Presentation information

[JJ] Oral

S (Solid Earth Sciences) » S-GL Geology

[S-GL36] [JJ] Regional geology and tectonics

Mon. May 22, 2017 1:45 PM - 3:15 PM A09 (Tokyo Bay Makuhari Hall)

convener:Takeshi Yamagata(Department of Natural Sciences, Komazawa university), Makoto Otsubo(National Institute of Advanced Industrial Science and Technology (AIST), Institute of Earthquake and Volcano Geology), Chairperson:Hiroyuki Hoshi(Department of Science Education, Aichi University of Education)

2:30 PM - 2:45 PM

[SGL36-12] Late Pleistocene and Holocene stratigraphy of the Gulf of Saros; new Chirp seismic data

*Bedri Alpar1, Denizhan Vardar1, Hakan Alp2 (1.Istanbul University, Institute of Marine Sciences and Management, 2.Istanbul University, Enginerring Faculty, Geophysical Engineering)

Keywords:seismic stratigraphy, Chirp seismic, Aegean Sea

The Gulf of Saros is located at the eastern margin of the North Aegean Trough (NAT), which is a right-stepping horsetail structure developed at the western termination of the North Anatolian Fault (NAF). Its evolution started in the Middle to Late Miocene, under the NW–SE compression caused by the counterclockwise movement of the Thrace and Biga peninsulas along the Thrace Fault Zone. This presentation presents the stratigraphic setting in this active gulf region, depending on the available seismic data sets and as well as new 300 km-line high-resolution shallow chirp data collected at the eastern margin of the gulf. The shear deformations confirmed that the right-lateral North NAT fault zone (NNAT) and left-lateral South NAT fault zone (SNAT) are the most significant structural elements controlling the NW–SE compression deformation. The Neogene sediments overlie the pre-Early Miocene basement on land. The erosion unconformity between these formations forms a characteristic key surface area on all of the marine seismic records, implying a long hiatus from Miocene to Pleistocene, and with some local erosions.

The deposits above the acoustic basement are divided into four distinctive seismic units. The bottommost unit U1d overlies the pre-Early Miocene basement, and accumulated from the onset of coastal transgression until the time of maximum transgression of the coast, with sediments onlap the underlying erosional truncation surface. The unit U1c comprises fluvial sigmoidal reflections with sediments downlap the underlying unit and show highstand - lowstand period. The unit U1b comprises marginal marine and fluvial sediments deposited during the lowstand period. Finally, the topmost unit U1a and its parallel inner reflections represent the last transgression.

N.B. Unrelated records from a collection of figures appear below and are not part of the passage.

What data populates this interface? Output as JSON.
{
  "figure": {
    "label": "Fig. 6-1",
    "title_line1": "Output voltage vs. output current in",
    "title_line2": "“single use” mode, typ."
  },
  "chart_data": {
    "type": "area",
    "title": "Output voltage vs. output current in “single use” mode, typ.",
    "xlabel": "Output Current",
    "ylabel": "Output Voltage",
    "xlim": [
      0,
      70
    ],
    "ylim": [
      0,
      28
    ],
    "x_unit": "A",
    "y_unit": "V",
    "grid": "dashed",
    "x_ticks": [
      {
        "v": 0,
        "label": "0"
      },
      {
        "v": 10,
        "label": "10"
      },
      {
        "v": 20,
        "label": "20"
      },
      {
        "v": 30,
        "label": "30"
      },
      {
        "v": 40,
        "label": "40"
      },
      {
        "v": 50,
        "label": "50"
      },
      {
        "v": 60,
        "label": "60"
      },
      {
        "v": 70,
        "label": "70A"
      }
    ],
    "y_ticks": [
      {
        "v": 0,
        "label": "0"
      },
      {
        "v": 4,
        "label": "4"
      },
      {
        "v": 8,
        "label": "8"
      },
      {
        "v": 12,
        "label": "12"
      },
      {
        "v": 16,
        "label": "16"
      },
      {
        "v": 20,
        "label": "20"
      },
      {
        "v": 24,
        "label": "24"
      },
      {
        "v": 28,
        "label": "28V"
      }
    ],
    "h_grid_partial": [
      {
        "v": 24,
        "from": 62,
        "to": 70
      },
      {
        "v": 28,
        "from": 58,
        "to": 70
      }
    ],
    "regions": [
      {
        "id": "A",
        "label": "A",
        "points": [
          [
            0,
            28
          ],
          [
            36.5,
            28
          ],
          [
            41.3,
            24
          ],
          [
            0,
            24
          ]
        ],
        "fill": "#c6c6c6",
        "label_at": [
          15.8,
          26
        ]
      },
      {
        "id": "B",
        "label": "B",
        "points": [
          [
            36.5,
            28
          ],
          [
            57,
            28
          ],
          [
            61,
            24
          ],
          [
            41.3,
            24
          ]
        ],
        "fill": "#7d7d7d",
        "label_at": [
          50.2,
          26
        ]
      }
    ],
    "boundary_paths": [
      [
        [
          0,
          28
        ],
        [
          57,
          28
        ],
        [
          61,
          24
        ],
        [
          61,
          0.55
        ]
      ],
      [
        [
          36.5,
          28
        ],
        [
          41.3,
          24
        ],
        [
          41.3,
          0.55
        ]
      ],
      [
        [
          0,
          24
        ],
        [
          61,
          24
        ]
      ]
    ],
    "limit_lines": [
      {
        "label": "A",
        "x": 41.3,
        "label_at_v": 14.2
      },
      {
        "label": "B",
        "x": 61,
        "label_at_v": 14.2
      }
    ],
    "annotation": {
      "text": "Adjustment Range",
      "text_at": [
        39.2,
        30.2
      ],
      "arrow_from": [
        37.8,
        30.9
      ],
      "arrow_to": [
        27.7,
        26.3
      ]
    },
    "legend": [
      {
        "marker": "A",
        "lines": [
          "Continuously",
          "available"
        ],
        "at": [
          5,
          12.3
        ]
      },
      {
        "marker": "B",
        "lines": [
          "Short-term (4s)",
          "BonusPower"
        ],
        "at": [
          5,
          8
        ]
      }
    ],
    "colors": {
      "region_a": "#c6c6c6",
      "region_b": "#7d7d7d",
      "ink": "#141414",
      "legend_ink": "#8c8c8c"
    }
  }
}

Two different depositional characteristics have been defined in the gulf, as they are separated by an actual fault system. On the southern margin, the transgressive deposits of unit U1a lie directly above the pre-Early Miocene basement while fluvial sigmoidal deposits of the unit U1c and marginal marine and fluvial deposits of the unit U1b can be seen on the northern margin, and they form 30-ms (twt) thick sedimentation deposited under the control of northerly riverine inputs during highstand to lowstand periods. The stratigraphic setting in the gulf supports a dextral movement along the NNAT. The unit U1c is widely distributed in the middle of the studied area. Some buried channel geometries of the rivers, which transported the sediments of unit U1c, have been outlined at the northern sector. In addition, some characteristic sand deposits, equivalent with the unit U1d, were defined at the northern sector of the gulf. All these findings show that the northern margin is under the influence of river aggradation whilst the southern margin was an erosional platform during the last glacial maximum.